Other criticisms include the time it can take to receive a Nobel Prize — the research that led to cryo-EM was conducted in the ’70s and ’80s, so why receive a prize in 2017? The timing matters because Nobel Prizes cannot be awarded posthumously; how many excellent and field-defining scientists have passed away before the committee could get around to recognizing them?
Finally, the issue of representation. Women have won 18 out of 593 Nobel Prizes awarded in science since the award’s inception: Twelve of 214 in medicine, four of 175 in chemistry and two of 204 in physics. The problem isn’t limited to science — the Nobel Prizes have an equally sexist distribution in Peace, Literature, Economics — but in a field that is currently fighting to recruit women and reverse historic inequality, the fact that 0.01 percent of Nobel Prize winners in physics are female feels a bit like kicking someone who’s already down.
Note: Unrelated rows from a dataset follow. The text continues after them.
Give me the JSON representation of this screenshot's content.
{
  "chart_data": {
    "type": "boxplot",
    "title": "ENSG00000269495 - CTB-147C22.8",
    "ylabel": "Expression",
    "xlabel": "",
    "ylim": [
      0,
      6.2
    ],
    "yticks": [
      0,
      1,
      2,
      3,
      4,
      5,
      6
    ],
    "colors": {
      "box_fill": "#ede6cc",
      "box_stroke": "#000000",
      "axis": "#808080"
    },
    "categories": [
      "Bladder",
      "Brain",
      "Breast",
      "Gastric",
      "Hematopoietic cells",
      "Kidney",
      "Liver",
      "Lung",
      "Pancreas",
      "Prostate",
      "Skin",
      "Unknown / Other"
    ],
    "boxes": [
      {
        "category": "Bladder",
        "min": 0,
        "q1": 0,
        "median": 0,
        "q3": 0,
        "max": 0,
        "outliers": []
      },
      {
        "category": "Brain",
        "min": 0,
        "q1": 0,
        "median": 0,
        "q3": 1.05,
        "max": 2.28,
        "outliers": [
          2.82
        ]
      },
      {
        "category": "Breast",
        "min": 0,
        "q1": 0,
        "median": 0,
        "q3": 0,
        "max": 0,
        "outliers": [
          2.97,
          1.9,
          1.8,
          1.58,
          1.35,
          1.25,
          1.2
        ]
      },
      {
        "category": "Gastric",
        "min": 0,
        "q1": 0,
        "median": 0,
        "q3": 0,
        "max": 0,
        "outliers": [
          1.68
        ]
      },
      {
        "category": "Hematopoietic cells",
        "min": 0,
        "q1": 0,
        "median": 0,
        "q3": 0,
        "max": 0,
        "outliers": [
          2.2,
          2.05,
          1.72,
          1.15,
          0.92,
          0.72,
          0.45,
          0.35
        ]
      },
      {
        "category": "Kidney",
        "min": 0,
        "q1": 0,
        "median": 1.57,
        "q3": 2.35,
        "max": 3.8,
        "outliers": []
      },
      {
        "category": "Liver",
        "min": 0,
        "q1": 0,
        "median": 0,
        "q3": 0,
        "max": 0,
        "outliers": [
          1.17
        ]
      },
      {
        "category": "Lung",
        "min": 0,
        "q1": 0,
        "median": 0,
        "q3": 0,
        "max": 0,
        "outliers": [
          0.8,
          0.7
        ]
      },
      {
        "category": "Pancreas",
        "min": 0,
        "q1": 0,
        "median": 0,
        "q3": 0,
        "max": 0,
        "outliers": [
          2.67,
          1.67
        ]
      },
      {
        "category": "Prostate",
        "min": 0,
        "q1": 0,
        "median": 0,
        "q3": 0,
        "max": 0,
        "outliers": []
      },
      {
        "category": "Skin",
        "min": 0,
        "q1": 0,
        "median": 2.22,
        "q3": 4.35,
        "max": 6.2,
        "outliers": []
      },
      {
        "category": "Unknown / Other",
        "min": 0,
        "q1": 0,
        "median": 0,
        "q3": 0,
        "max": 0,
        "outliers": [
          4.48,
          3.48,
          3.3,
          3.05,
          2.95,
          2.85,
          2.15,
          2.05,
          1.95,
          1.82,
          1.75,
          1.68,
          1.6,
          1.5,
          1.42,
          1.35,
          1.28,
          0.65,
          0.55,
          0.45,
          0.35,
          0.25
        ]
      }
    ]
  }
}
Regardless of how you feel about the Nobel Prizes and their legitimacy, the scientists who won in chemistry truly do deserve recognition. The applications of cryo-EM are still being explored, and there is no doubt that it will revolutionize biochemistry. Being able to see the details of virtually any protein has enormous implications for how we fight disease, how we study the origins of life and how we visualize the natural processes of our daily world. If a picture is worth a thousand words, these scientists have won a lot more than a Noble Prize.
The views expressed in this column are those of the author and not necessarily those of The Observer.